Friday, May 30, 2008

It's the little things in life, right?

A friend of mine told me once that she thought it was, “the little things in life.” She stopped there because she assumed that I would immediately think of some nice little thing that had happened to me and I would be on the same train of thought that she was. Let me make it clear though, I knew exactly what she was saying, what she meant and what I was supposed to carry away from her little sentence fragment. But my off beat sense of humor made me go the other way with her statement. Yep, it's the little things in life alright, Pop used to say that a bit of pepper or a blackberry seed from the jam felt like a boulder under his dentures. That's one of those, “little things in life.”

Outside my window, closest to my bed, there is an auto with one of those long playing car alarms. When someone touches the car, even just leans against it, their small movement becomes, “a little thing in life.” It becomes a half hour symphony of beeps and whines, discord in the key of car. By the same token though, a grain of sand in the right oyster and it can produce a beautiful, “little thing in life.”

I mention these things because of the statement, “it's the little things in life.” The phrase usually is followed with the statement,”that makes life worth living,” or some other statement of conventional wisdom. There is a lot of truth to statements like the one that ends, “that makes life worth living.”

On Tuesday morning, after a long weekend, I opened the newspaper and stopped at the obituaries. I always joke that I look for my name first, if I don't find it then I figure I'll work the rest of the day, right after reading the obits then I read the comics. As a florist though, the obituaries are kind of like our sports page, we look at it first to see what the day might be like, what the score is, if you will. Since people die in the newspaper in alphabetical order, it doesn't take long to formulate a good idea of how things might work and it also lets names jump out at you because it is so organized.

On Tuesday it wasn't a name that jumped from the page and slapped me awake, it was a photo attached to an obituary that stopped me in my tracks. The fact of the matter is, I said rather loudly, “OH NO, it can't be.”

The picture on the page was of the man who owned the beauty salon down the street from the flower shop where I work. The owner of the salon, 40 years old had passed away only the day before and very unexpectedly. In fact, I had seen him on Saturday morning.

He was a handsome man, but whats more he was handsome on the inside and the only conversation that I ever had with him was at the dumpster in the parking lot where he was wrestling a large box into the dumpster and losing. I walked over and said, “let me help you.” After that we waved at each other across the parking lot and you could see his smile across that distance. It felt good to share the greetings and we shared them very often, sometimes a couple of times a day, these greetings went on for years. But the news in the paper on Tuesday was that he wouldn't be there to wave any more. I would see his bright smile in the parking lot no longer.
In this case the feelings were twofold, it is true that it is the little things in life that make it special. That wave across the marking lot made life for me better, it improved the quality of my life and yet, it was a wave, a little thing.

As Tuesday wore on, I realized that it is the little things in life.

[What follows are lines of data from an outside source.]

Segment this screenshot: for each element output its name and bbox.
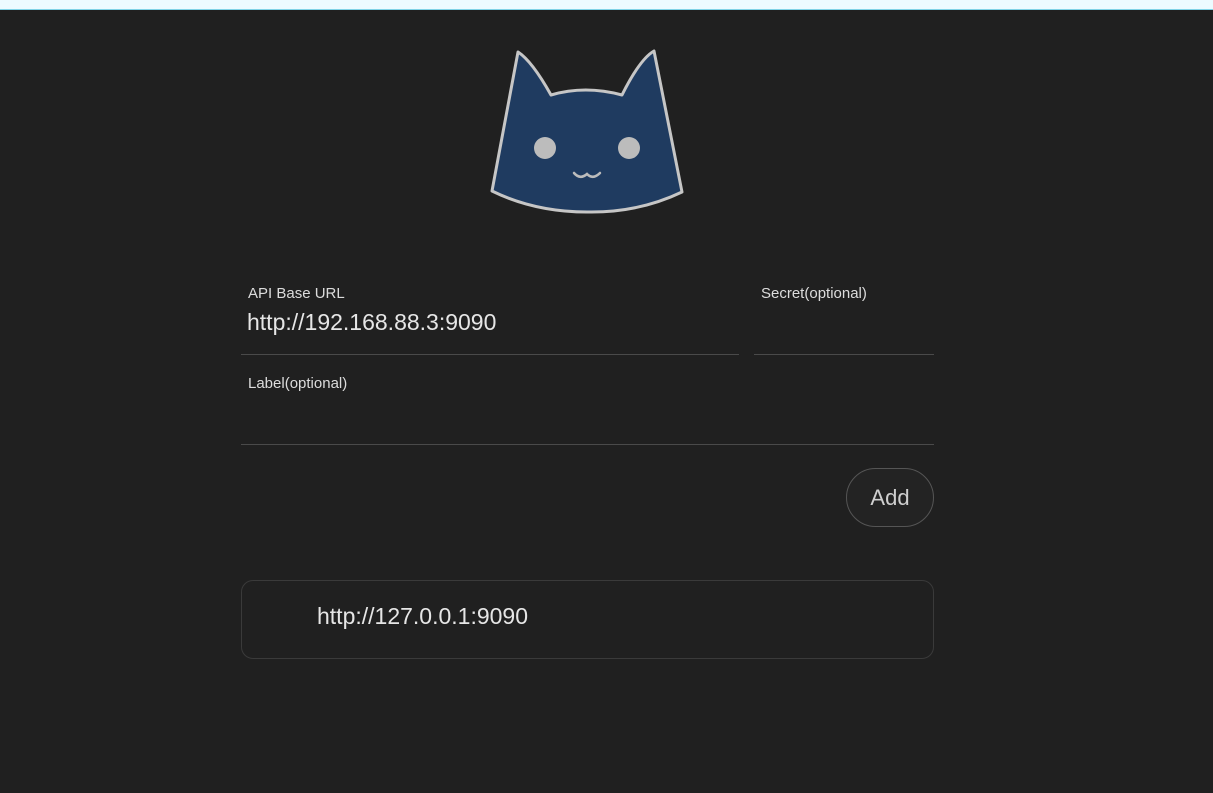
label-field-label: Label(optional) <box>248 375 348 392</box>
secret-field: Secret(optional) <box>754 281 934 355</box>
api-base-url-field: API Base URL <box>241 281 739 355</box>
api-base-url-input[interactable] <box>247 307 735 337</box>
api-base-url-label: API Base URL <box>248 285 345 302</box>
cat-face-icon <box>490 49 684 214</box>
label-input[interactable] <box>247 397 930 427</box>
window-top-strip <box>0 0 1213 10</box>
backend-url: http://127.0.0.1:9090 <box>317 603 529 629</box>
add-button[interactable]: Add <box>846 468 934 527</box>
cat-left-eye <box>534 137 556 159</box>
secret-input[interactable] <box>760 307 930 337</box>
cat-right-eye <box>618 137 640 159</box>
label-field: Label(optional) <box>241 371 934 445</box>
cat-head-shape <box>490 49 684 214</box>
secret-label: Secret(optional) <box>761 285 867 302</box>
backend-list-item[interactable]: http://127.0.0.1:9090 <box>241 580 934 659</box>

This man's passing suddenly felt like a bit of pepper under a set of dentures. This loss of a, little thing in life, had that annoying kind of pain, and was not little, it was HUGE. As time goes by I'm sure that I will look out across the lot to wave at my neighbor as he gets out of his pick up truck, but he won't be there. It will hurt like a grain of sand in the oyster, but I realize already that this man, the one who was nameless until I read it in the paper was a man who was allowing me to find a pearl in the oyster, sure that precious gem is small, built of an even smaller thing, but it's value is huge. I have lost something of great worth, but I enjoy the thought that it was the little thing in life, Rusty's friendliness that made my life better.